Мать, нежно смотревшая на своего первенца, повернулась к только что вошедшему человеку и сказала:
— Да вот Аланом думаем назвать его. Мы решили, что, если будет девочка, то назовем ее Алисой, а мальчика станем звать Аланом. Вот пускай и будет Алан.
По прошествии нескольких дней Мартин навестил жену в больнице, откуда они вышли вместе, неся на руках маленький сверток, которому предстояло начать новую жизнь на Земле. И никто из них тогда еще не знал, что жизнь эта продлится всего тридцать лет. Малыша забрали домой — в тот район, который считался довольно презентабельной частью Уоппинга.[19] Отсюда были хорошо слышны гудки буксирных катеров, доносившиеся с Темзы — со стороны лондонской гавани, где прибывавшие пароходы своим ревом приветствовали порт, а отчаливавшие суда прощались с ним воем сирен, отплывая в дальние края — возможно, даже на другой конец света. А в маленьком доме, что находился неподалеку от причала Уоппинг-Стэйрз, спал маленький мальчик. Он спал в комнате над магазином, где позже ему предстояло мыть картофель, сортировать овощи и срезать с них гнилую ботву. Но пока этот малыш должен был отдохнуть, немного подрасти и привыкнуть к новой жизни.
Время все текло, как ему и положено. Ведь оно никогда не останавливается! И мальчугану стало уже четыре года от роду. В тот теплый воскресный день, после обеда, он сидел на коленях у своего дедушки Бонда, как вдруг дед нагнулся к нему и сказал:
— Послушай, а кем ты станешь, когда вырастешь, парень?
Мальчик что-то лепетал, рассматривая свои пальчики, а затем несколько раз повторил, как это обычно делают дети:
— Дохтолом, дохтолом.
Сказав так, он спрыгнул с дедовых колен и застенчиво убежал.
— Знаешь, дед, — сказала Мэри, — это странно, и я в толк не возьму почему, но сдается мне, будто тянет его ко всему, что с медициной связано, а мальцу-то всего четыре годка от роду. Как доктор к нам придет, так он у него тотчас трубку отнимет. Трубка эта, которую доктора на шее носят.
— Стетоскоп, — подсказал дедушка.
— Да, да, вот я и говорю — стетоскоп, — молвила Мэри Бонд. — Кабы знать, к чему бы это. Кажется, оно ему и впрямь в сердечко запало. И какой из него доктор — в нашем-то положении?

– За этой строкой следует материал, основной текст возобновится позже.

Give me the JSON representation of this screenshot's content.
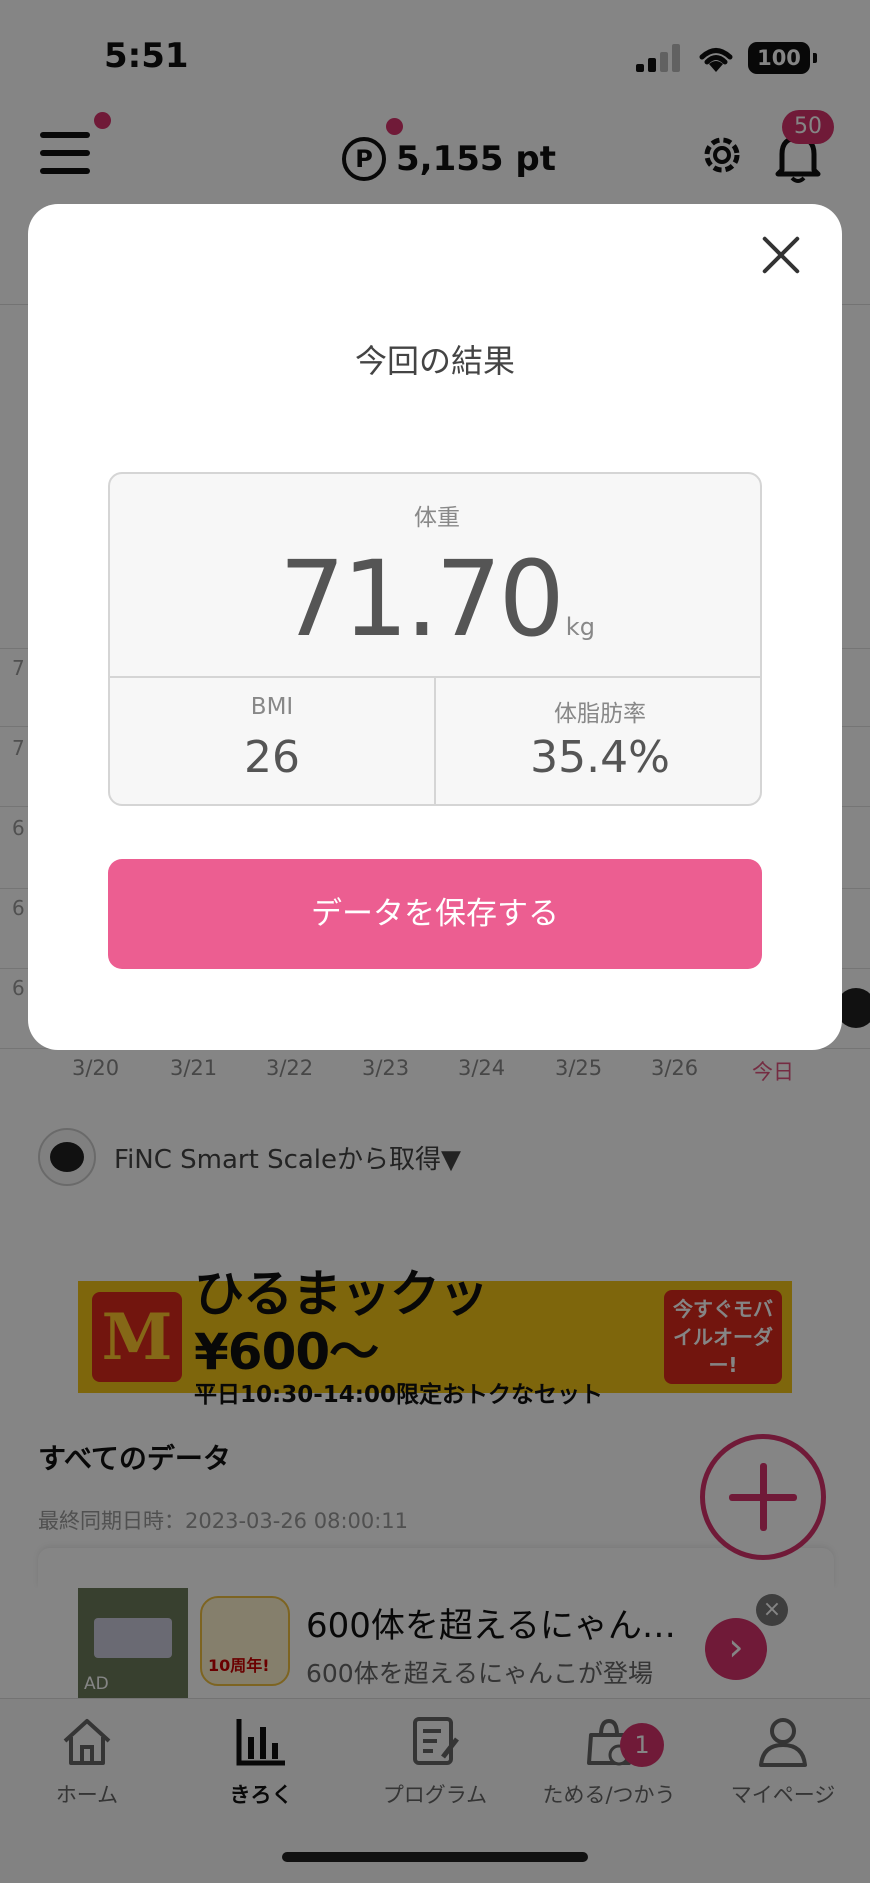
{
  "status_bar": {
    "time": "5:51",
    "battery": "100"
  },
  "header": {
    "points": "5,155 pt",
    "points_symbol": "P",
    "notification_count": "50"
  },
  "chart": {
    "y_labels": [
      "7",
      "7",
      "6",
      "6",
      "6"
    ],
    "dates": [
      "3/20",
      "3/21",
      "3/22",
      "3/23",
      "3/24",
      "3/25",
      "3/26",
      "今日"
    ]
  },
  "scale_source": "FiNC Smart Scaleから取得▼",
  "mc_banner": {
    "logo": "M",
    "headline": "ひるまックッ¥600〜",
    "subline": "平日10:30-14:00限定おトクなセット",
    "order_label": "今すぐモバイルオーダー!"
  },
  "data_section": {
    "title": "すべてのデータ",
    "sync_time": "最終同期日時：2023-03-26 08:00:11"
  },
  "ad": {
    "badge": "AD",
    "icon_text": "10周年!",
    "title": "600体を超えるにゃん…",
    "subtitle": "600体を超えるにゃんこが登場",
    "arrow": "›",
    "close": "×"
  },
  "tabs": [
    {
      "label": "ホーム",
      "icon": "home-icon"
    },
    {
      "label": "きろく",
      "icon": "chart-icon",
      "active": true
    },
    {
      "label": "プログラム",
      "icon": "program-icon"
    },
    {
      "label": "ためる/つかう",
      "icon": "points-bag-icon",
      "badge": "1"
    },
    {
      "label": "マイページ",
      "icon": "person-icon"
    }
  ],
  "modal": {
    "title": "今回の結果",
    "weight_label": "体重",
    "weight_value": "71.70",
    "weight_unit": "kg",
    "bmi_label": "BMI",
    "bmi_value": "26",
    "bodyfat_label": "体脂肪率",
    "bodyfat_value": "35.4%",
    "save_button": "データを保存する"
  },
  "colors": {
    "accent": "#d6336c",
    "save_button": "#ec5e91",
    "today": "#e0557f"
  }
}
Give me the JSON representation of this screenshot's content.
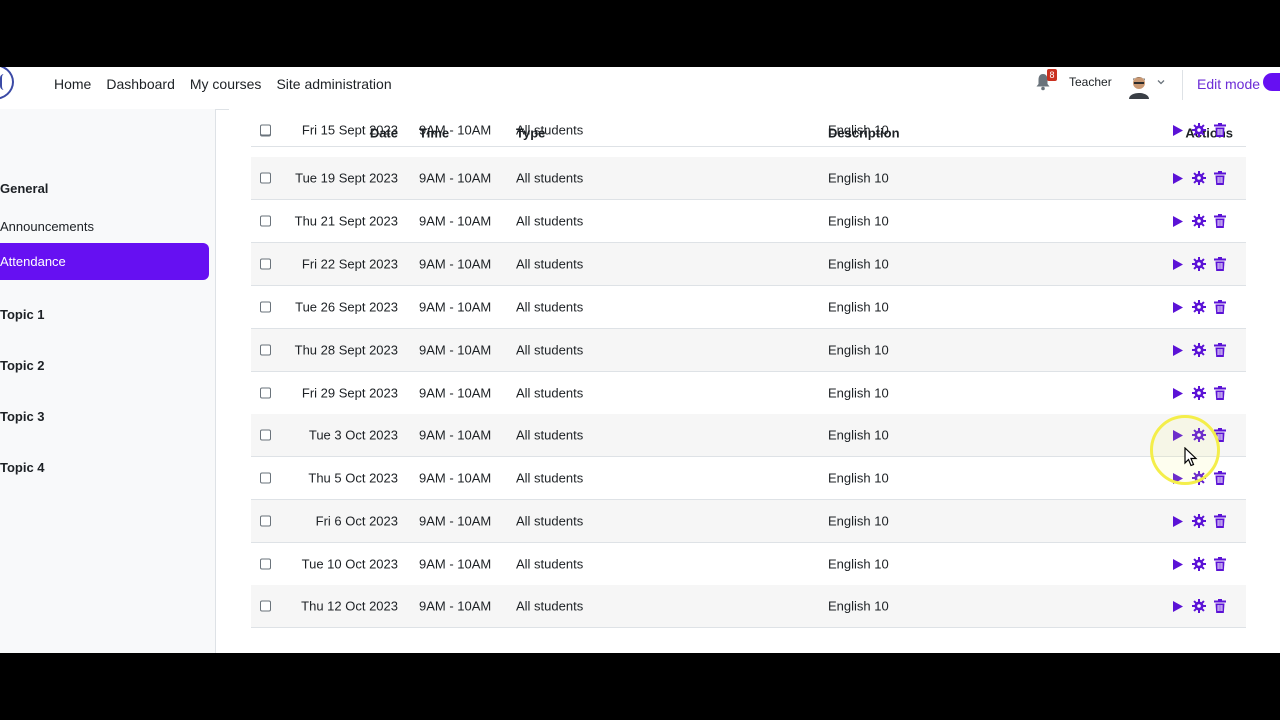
{
  "navbar": {
    "links": [
      "Home",
      "Dashboard",
      "My courses",
      "Site administration"
    ],
    "notification_count": "8",
    "user_name": "Teacher",
    "edit_mode_label": "Edit mode"
  },
  "drawer": {
    "items": [
      {
        "label": "General",
        "kind": "section"
      },
      {
        "label": "Announcements",
        "kind": "activity"
      },
      {
        "label": "Attendance",
        "kind": "active"
      },
      {
        "label": "Topic 1",
        "kind": "section"
      },
      {
        "label": "Topic 2",
        "kind": "section"
      },
      {
        "label": "Topic 3",
        "kind": "section"
      },
      {
        "label": "Topic 4",
        "kind": "section"
      }
    ]
  },
  "table": {
    "headers": {
      "date": "Date",
      "time": "Time",
      "type": "Type",
      "description": "Description",
      "actions": "Actions"
    },
    "rows": [
      {
        "date": "Fri 15 Sept 2023",
        "time": "9AM - 10AM",
        "type": "All students",
        "description": "English 10"
      },
      {
        "date": "Tue 19 Sept 2023",
        "time": "9AM - 10AM",
        "type": "All students",
        "description": "English 10"
      },
      {
        "date": "Thu 21 Sept 2023",
        "time": "9AM - 10AM",
        "type": "All students",
        "description": "English 10"
      },
      {
        "date": "Fri 22 Sept 2023",
        "time": "9AM - 10AM",
        "type": "All students",
        "description": "English 10"
      },
      {
        "date": "Tue 26 Sept 2023",
        "time": "9AM - 10AM",
        "type": "All students",
        "description": "English 10"
      },
      {
        "date": "Thu 28 Sept 2023",
        "time": "9AM - 10AM",
        "type": "All students",
        "description": "English 10"
      },
      {
        "date": "Fri 29 Sept 2023",
        "time": "9AM - 10AM",
        "type": "All students",
        "description": "English 10"
      },
      {
        "date": "Tue 3 Oct 2023",
        "time": "9AM - 10AM",
        "type": "All students",
        "description": "English 10"
      },
      {
        "date": "Thu 5 Oct 2023",
        "time": "9AM - 10AM",
        "type": "All students",
        "description": "English 10"
      },
      {
        "date": "Fri 6 Oct 2023",
        "time": "9AM - 10AM",
        "type": "All students",
        "description": "English 10"
      },
      {
        "date": "Tue 10 Oct 2023",
        "time": "9AM - 10AM",
        "type": "All students",
        "description": "English 10"
      },
      {
        "date": "Thu 12 Oct 2023",
        "time": "9AM - 10AM",
        "type": "All students",
        "description": "English 10"
      }
    ],
    "action_icons": [
      "play-icon",
      "gear-icon",
      "trash-icon"
    ]
  },
  "help_label": "?",
  "colors": {
    "accent": "#6610f2",
    "icon": "#5b12d6",
    "badge": "#ca3120"
  }
}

Время по-прежнему шло. Алану Бонду исполнилось десять лет, и как для десятилетнего паренька он довольно прилежно учился в школе. Его учитель однажды сказал:
— Не знаю, что мне делать с Аланом, сударыня. Он так упорно занимается. А для мальчика это совершенно неестественно. Он все время твердит о лекарском ремесле и обо всем таком прочем. Это просто трагедия какая-то, поскольку я ничего не имею против, но как он сможет стать доктором?
Мэри Бонд постоянно думала об этом. Она размышляла над этим долгими тихими ночами, когда тишину ночи нарушали только доносившиеся с улицы сигналы машин, к которым у нее давно выработался иммунитет, да гудки пароходов с Темзы, к которым она тоже давно привыкла. Она думала долго и напряженно, и вот как-то раз, во время беседы с соседом, у нее возникла идея. Сосед сказал ей:
— А знаете, Мэри, сейчас придумали новую схему страхования людей. По этой схеме, если у вас есть маленький ребенок, вы можете застраховать его. Вам придется платить всего несколько пенсов в неделю, но раз в неделю платить нужно обязательно. А затем, по достижении определенного возраста, который вы оговорите со страховым агентом, ваш мальчик может получить большую сумму денег, которых ему хватит, чтобы окончить медицинскую школу. Я знаю, что есть такая схема, я знаю парня, который так поступил. Сейчас он уже адвокат. Я попрошу Боба Миллера подойти к вам и переговорить об этом. Он дока во всех этих страховых делах.
Исполненный лучших намерений и планов о будущем своего ближнего, сосед умчался прочь.